El Hadji Amadou Sall, Mr. Wade’s spokesman and a senior adviser, says that the government is already spending most of its budget on sectors that directly affect the poor, like health and schools, but that these are less visible than five-star hotels. Mr. Wade has also announced ambitious plans to boost food production.

Some Senegalese are pleased. Paco Demba Dia, a 39-year-old traditional wrestler, said seeing new roads and buildings gives him a sense of pride.

“In all those years, the Socialists never did anything like this for us,” he said.

But to his critics, Mr. Wade has sullied Senegal’s reputation and has consolidated power within his own family.

The discontent is keenest among young people, and their chosen mouthpieces: rap artists who have become the griots, or musical storytellers, of their generation, providing a soundtrack to their frustrations.

“We’ve been waiting 40 years for real change in this country,” said Didier Awadi, a rapper whose rhymes in the Wolof language demanding change helped steer young people to vote the Socialist Party out of office in 2000. “But we are still waiting.”

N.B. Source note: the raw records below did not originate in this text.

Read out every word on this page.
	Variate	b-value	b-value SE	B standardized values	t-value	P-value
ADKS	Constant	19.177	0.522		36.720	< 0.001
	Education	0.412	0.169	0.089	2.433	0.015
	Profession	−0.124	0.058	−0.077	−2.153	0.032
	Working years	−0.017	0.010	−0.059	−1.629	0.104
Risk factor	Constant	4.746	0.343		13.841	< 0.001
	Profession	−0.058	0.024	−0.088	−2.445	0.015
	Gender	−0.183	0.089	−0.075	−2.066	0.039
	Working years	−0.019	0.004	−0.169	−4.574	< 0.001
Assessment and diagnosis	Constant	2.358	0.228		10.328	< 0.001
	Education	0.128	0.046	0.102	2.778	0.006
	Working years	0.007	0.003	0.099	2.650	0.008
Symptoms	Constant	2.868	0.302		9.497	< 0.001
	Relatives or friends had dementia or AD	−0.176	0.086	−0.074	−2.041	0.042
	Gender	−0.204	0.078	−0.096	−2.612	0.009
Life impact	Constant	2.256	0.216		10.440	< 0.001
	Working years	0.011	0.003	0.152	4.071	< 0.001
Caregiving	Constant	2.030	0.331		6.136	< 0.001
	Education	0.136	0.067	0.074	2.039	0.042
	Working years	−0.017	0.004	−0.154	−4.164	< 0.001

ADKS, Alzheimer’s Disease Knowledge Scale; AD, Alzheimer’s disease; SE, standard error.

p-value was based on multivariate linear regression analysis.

On one of the many billboards across the city welcoming the attendees of the Islamic Summit meeting, someone scrawled paint over Mr. Wade’s face, writing: “We are hungry.”

Indeed, many Senegalese wonder whether the money to rebuild the capital was well spent. Amadou Ndiaye, a hawker who sells cheap Chinese-made shoes on the sidewalk, said that little of the new construction will benefit him. He has no car, and the new roads don’t go anywhere near his slum home.

“We can’t eat roads,” Mr. Ndiaye said. “We can’t afford to sleep in five-star hotels. So for whom is all this? Not for the ordinary Senegalese man.”